There are a handful of houses on the road, and he hasn’t heard a complaint, he said. With average daily traffic of less than 100 cars per day, now that there’s a road — one that receives state aid — a mile away.
“It’s a road that wouldn’t be paved today because we have much higher priorities,” he said.
That was a common refrain among county engineers. Many of the roads that were unpaved in recent years were paved in the 1970s. Today, they said, the roads would never have been paved in the first place.
Jackson County, in southwestern Minnesota, unpaved a two-mile stretch of road in 2012 that was no longer seeing much traffic after another road more-or-less replaced it. Nobody lived on the road, and once highway department officials explained the case for unpaving it to city officials, the decision was made, said County Engineer Tim Stahl.
But it’s the priority roads that worry county engineers.
Kohlnhofer said when he started as a county engineer 20 years ago, it wasn’t uncommon to have a big construction project, say the reconstruction of 3-6 miles of road, going on every year to every-other-year.
Three years ago, Dodge County reconstructed a road using federal funds, but “I don’t picture reconstructing another stretch of road until I retire, and I’m only 53,” he said.
Far from undertaking big maintenance projects, the county’s focus has become much more narrow — namely, maintaining the center 24 feet of roads, because of limited funds, says Kohlnhofer.
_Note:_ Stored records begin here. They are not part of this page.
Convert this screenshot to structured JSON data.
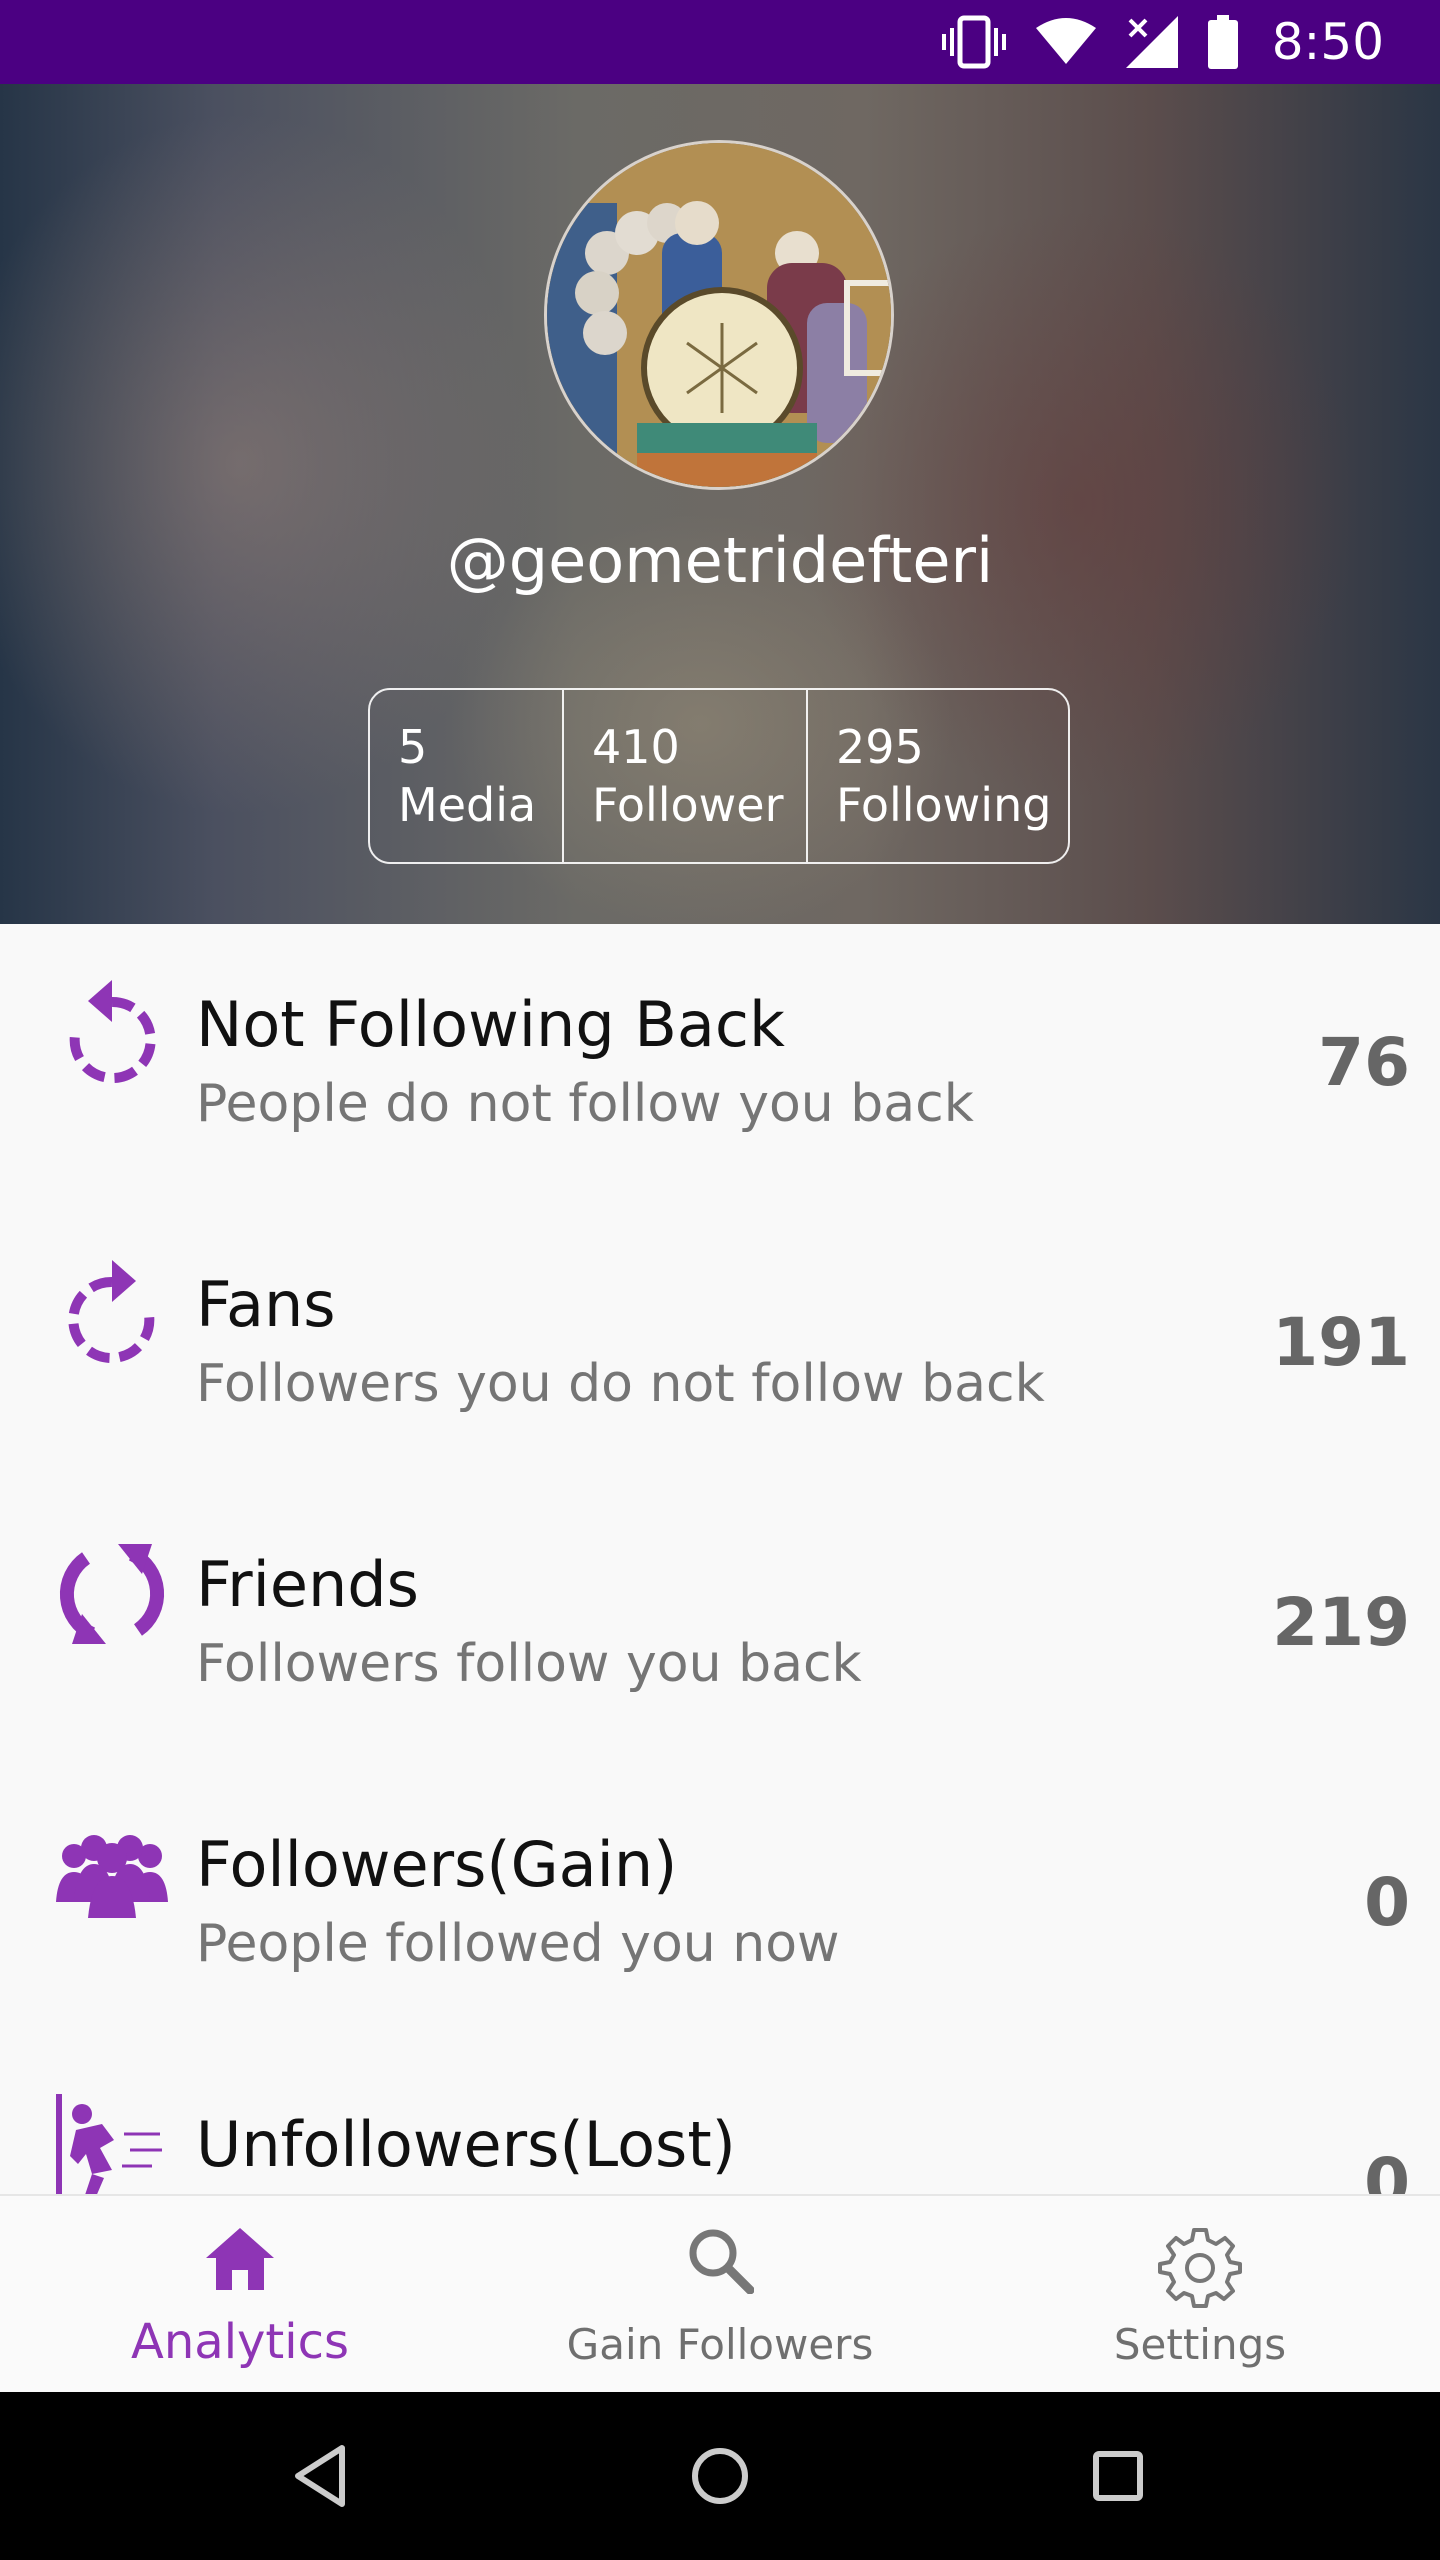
{
  "status_bar": {
    "time": "8:50",
    "icons": [
      "vibrate-icon",
      "wifi-icon",
      "signal-icon",
      "battery-icon"
    ],
    "background": "#4b0082"
  },
  "profile": {
    "username": "@geometridefteri",
    "stats": [
      {
        "value": "5",
        "label": "Media"
      },
      {
        "value": "410",
        "label": "Follower"
      },
      {
        "value": "295",
        "label": "Following"
      }
    ]
  },
  "list": {
    "accent_color": "#8e35b5",
    "items": [
      {
        "title": "Not Following Back",
        "subtitle": "People do not follow you back",
        "count": "76",
        "icon": "reload-ccw-icon"
      },
      {
        "title": "Fans",
        "subtitle": "Followers you do not follow back",
        "count": "191",
        "icon": "reload-cw-icon"
      },
      {
        "title": "Friends",
        "subtitle": "Followers follow you back",
        "count": "219",
        "icon": "sync-icon"
      },
      {
        "title": "Followers(Gain)",
        "subtitle": "People followed you now",
        "count": "0",
        "icon": "group-icon"
      },
      {
        "title": "Unfollowers(Lost)",
        "subtitle": "",
        "count": "0",
        "icon": "running-man-icon"
      }
    ]
  },
  "bottom_nav": {
    "items": [
      {
        "label": "Analytics",
        "icon": "home-icon",
        "active": true
      },
      {
        "label": "Gain Followers",
        "icon": "search-icon",
        "active": false
      },
      {
        "label": "Settings",
        "icon": "gear-icon",
        "active": false
      }
    ]
  },
  "system_nav": {
    "buttons": [
      "back-icon",
      "home-circle-icon",
      "recents-icon"
    ]
  }
}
That would be fine, if everyone stayed inside the white lines, but there’s deer and ice and other unforeseen obstacles, he said.
“If you go off the shoulder, they’re steep, you may roll off,” he said.
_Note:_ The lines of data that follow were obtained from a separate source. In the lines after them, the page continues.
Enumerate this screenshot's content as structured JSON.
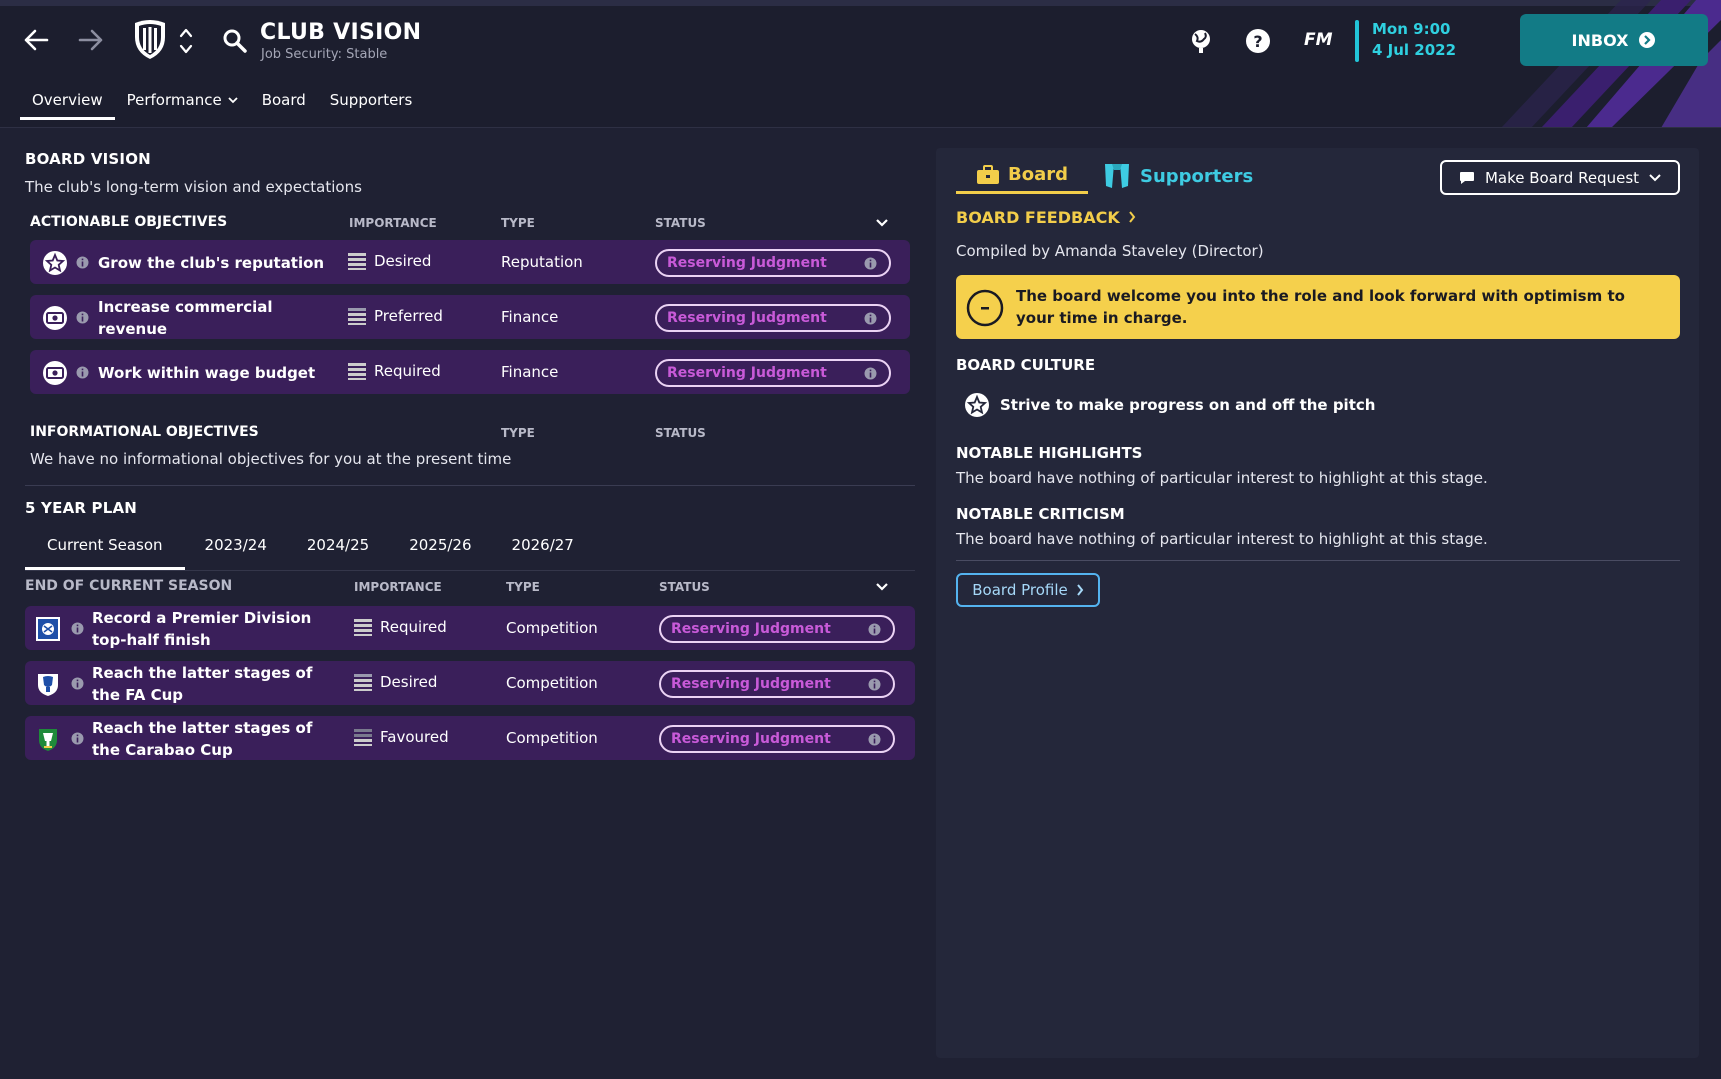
{
  "header": {
    "title": "CLUB VISION",
    "subtitle": "Job Security: Stable",
    "fm_label": "FM",
    "date_time": "Mon 9:00",
    "date_day": "4 Jul 2022",
    "inbox_label": "INBOX",
    "tabs": [
      {
        "label": "Overview"
      },
      {
        "label": "Performance"
      },
      {
        "label": "Board"
      },
      {
        "label": "Supporters"
      }
    ]
  },
  "board_vision": {
    "title": "BOARD VISION",
    "subtitle": "The club's long-term vision and expectations",
    "actionable": {
      "heading": "ACTIONABLE OBJECTIVES",
      "col_importance": "IMPORTANCE",
      "col_type": "TYPE",
      "col_status": "STATUS",
      "rows": [
        {
          "title": "Grow the club's reputation",
          "importance": "Desired",
          "type": "Reputation",
          "status": "Reserving Judgment",
          "icon": "star-icon"
        },
        {
          "title": "Increase commercial revenue",
          "importance": "Preferred",
          "type": "Finance",
          "status": "Reserving Judgment",
          "icon": "money-icon"
        },
        {
          "title": "Work within wage budget",
          "importance": "Required",
          "type": "Finance",
          "status": "Reserving Judgment",
          "icon": "money-icon"
        }
      ]
    },
    "informational": {
      "heading": "INFORMATIONAL OBJECTIVES",
      "col_type": "TYPE",
      "col_status": "STATUS",
      "empty_text": "We have no informational objectives for you at the present time"
    }
  },
  "five_year_plan": {
    "title": "5 YEAR PLAN",
    "tabs": [
      "Current Season",
      "2023/24",
      "2024/25",
      "2025/26",
      "2026/27"
    ],
    "section": {
      "heading": "END OF CURRENT SEASON",
      "col_importance": "IMPORTANCE",
      "col_type": "TYPE",
      "col_status": "STATUS",
      "rows": [
        {
          "title": "Record a Premier Division top-half finish",
          "importance": "Required",
          "type": "Competition",
          "status": "Reserving Judgment",
          "icon": "premier-division-logo"
        },
        {
          "title": "Reach the latter stages of the FA Cup",
          "importance": "Desired",
          "type": "Competition",
          "status": "Reserving Judgment",
          "icon": "fa-cup-logo"
        },
        {
          "title": "Reach the latter stages of the Carabao Cup",
          "importance": "Favoured",
          "type": "Competition",
          "status": "Reserving Judgment",
          "icon": "carabao-cup-logo"
        }
      ]
    }
  },
  "right_panel": {
    "tab_board": "Board",
    "tab_supporters": "Supporters",
    "request_button": "Make Board Request",
    "feedback_link": "BOARD FEEDBACK",
    "compiled_by": "Compiled by Amanda Staveley (Director)",
    "feedback_message": "The board welcome you into the role and look forward with optimism to your time in charge.",
    "culture_heading": "BOARD CULTURE",
    "culture_item": "Strive to make progress on and off the pitch",
    "highlights_heading": "NOTABLE HIGHLIGHTS",
    "highlights_text": "The board have nothing of particular interest to highlight at this stage.",
    "criticism_heading": "NOTABLE CRITICISM",
    "criticism_text": "The board have nothing of particular interest to highlight at this stage.",
    "profile_button": "Board Profile"
  },
  "colors": {
    "background": "#1f2133",
    "row": "#3a1f5a",
    "status_text": "#c85ad8",
    "board_accent": "#f2cd4a",
    "supporters_accent": "#3ecbe2",
    "inbox": "#127b86"
  }
}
And then there’s the gravel roads that shouldn’t be gravel roads, Kohnlhofer said, like a township road in Dodge County that about 1,000 cars travel every day.
“It’s more expensive yearly to maintain a gravel road with high traffic, the problem is coming up with the initial $350,00o to $4o0,000 a mile to pave it upfront,” he said.
Short for years
No engineer wants to unpave a road, Miller said. It’s a reduction in the level of service to everyone who uses it, plus, with the cost of adding gravel and grading, it’s often more expensive long-term — it just doesn’t require the same kind of up-front investment that building or doing a big maintenance project on asphalt does. But when you’re county is running $5 to $ 6 million dollars short per year just to take care of pavement, you start looking at unpaving as an option, Miller said.
Miller said Freeborn County — with a lot of miles in its road system relative to the number of residents — is hoping it doesn’t have to unpave more roads down the line.
Jackson County, too, but it might be too late.
“I’ve told legislators it’s already too late for some roads … even with an improvement in funding I don’t think we can turn the corner on unpaving roads,” Stahl said.